Her Akşamın Sabahında Yeniden Doğsam
İşte bu kafa, ayık bir kafa değildir. Aynı sabaha doğan, aynı geceye yatar. Acı da olsa deneyimlerimiz bizi farklı yapar.
İşte bu kafa, ayık bir kafa değildir. Aynı sabaha doğan, aynı geceye yatar. Acı da olsa deneyimlerimiz bizi farklı yapar.
Kovboy filmlerinde iz sürücü atın üzerindeki kovboya döner ve – yağmur başladı. Bütün izler silindi. Kaybettik, izini süremeyiz artık. Derdi. Güneş var şimdi. Güneş yakıyor, yaz mevsimi de yananları süpürüyor. Kışların karanlık hüzünlerini, depresif düşünceleri, evlere hapis saatleri. Belki de mevsim bundan değişiyor. Biz değişelim, biz değişen mevsimle yenilenelim istiyor. Güneş kışın izlerini siliyor. Yağmur…
Dedik ya, bahar yenilenme zamanı. Bakımına başladığım bahçemin, taze çiçekler için toprağı kabartma işlememi neredeyse tamam. Emeksiz yemek yok. Seyrine doyamayacağım bir bahçe hayalini kuruyorsam eğer. Yapmam gerekenler var. Yapmalıyım. Sadece istemek ve dilemek yetmez. Beraberinde yapmamız gerekenleri de yapmamız gerekir. Sır çalışmaktır, sır zamanlamadır, Sır istemektir, Sırrı bunu sevmektir.
Ateşin başında bitmeye çalışan bir haftasonunu bırakmıyoruz. Uzayabildiği kadar uzasın. Dinlenebildiğimiz kadar dinlenelim.

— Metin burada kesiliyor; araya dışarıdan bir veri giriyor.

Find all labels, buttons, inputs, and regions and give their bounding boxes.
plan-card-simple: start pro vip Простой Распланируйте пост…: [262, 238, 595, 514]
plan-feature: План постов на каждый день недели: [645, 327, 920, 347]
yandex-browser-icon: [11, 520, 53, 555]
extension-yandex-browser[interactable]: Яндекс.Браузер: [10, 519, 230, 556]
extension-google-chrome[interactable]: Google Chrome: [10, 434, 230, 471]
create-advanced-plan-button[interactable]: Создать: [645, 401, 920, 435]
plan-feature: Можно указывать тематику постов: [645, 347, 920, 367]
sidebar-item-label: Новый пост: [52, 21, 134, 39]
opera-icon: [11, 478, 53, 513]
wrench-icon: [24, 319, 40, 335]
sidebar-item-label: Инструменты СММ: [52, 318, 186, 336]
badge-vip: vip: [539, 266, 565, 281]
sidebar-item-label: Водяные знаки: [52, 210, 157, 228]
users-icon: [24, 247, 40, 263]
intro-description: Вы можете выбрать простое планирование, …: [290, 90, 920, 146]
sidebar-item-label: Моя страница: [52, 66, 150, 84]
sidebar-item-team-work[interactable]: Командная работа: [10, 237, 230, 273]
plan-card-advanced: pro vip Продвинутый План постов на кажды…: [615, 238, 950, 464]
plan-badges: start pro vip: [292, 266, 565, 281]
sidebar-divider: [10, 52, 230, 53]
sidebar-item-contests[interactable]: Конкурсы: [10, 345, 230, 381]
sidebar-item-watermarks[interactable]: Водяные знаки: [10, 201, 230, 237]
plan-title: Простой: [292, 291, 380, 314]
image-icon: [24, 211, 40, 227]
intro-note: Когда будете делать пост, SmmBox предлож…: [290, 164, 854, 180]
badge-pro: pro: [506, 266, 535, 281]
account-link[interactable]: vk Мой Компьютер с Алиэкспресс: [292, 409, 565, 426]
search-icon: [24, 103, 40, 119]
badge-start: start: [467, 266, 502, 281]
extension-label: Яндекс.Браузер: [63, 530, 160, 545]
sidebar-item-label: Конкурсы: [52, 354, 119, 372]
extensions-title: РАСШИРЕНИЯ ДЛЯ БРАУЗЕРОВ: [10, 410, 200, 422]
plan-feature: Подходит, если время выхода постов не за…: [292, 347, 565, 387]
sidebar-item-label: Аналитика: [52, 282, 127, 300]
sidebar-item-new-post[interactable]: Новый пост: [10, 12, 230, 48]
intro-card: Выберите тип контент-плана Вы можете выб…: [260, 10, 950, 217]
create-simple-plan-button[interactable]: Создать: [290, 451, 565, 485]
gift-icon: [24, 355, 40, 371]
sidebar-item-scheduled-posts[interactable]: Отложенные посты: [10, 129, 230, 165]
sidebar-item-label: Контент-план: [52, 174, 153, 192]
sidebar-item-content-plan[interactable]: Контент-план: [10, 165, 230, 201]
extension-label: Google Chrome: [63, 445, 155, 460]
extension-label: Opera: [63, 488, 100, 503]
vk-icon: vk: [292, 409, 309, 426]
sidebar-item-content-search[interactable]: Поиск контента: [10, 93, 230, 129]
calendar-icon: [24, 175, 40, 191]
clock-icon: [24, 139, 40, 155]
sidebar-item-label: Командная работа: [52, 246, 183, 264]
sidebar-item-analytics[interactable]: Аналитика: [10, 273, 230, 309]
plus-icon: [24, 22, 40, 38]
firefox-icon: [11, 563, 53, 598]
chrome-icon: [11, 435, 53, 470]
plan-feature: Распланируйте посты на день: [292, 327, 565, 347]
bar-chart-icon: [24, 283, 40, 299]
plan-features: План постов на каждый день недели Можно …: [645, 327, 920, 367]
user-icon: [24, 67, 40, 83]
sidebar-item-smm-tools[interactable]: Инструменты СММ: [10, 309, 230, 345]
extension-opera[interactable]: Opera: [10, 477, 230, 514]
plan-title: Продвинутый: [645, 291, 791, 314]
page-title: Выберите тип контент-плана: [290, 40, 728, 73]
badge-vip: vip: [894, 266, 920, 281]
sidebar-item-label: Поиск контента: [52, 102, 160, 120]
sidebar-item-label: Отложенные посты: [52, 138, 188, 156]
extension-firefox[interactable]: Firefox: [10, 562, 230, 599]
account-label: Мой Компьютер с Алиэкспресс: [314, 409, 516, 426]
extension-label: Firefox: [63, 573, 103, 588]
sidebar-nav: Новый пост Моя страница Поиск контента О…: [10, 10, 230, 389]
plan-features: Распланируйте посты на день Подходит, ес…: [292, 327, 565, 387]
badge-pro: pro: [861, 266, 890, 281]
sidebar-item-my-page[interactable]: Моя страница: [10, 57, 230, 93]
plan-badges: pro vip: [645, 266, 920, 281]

Bu koyun sularını durgun görüp sığınacak bir liman zannetme. Durgun sularının da, huzurlu kıyılarına yanaşanların da, iskele de onları karşılayan balıkçıya baktıklarında bilmesi gerekenler var. Bu koyun onun olduğunu. Devamın da bilinmesi gerekenler var. Bir misafir olduğunu. Bir de zamanı gelince tekrar denizlere açılacağın. Bu koy, Dinlenmek, soluklanmak ve neye sahip olunması gerektiğini öğrenmek için…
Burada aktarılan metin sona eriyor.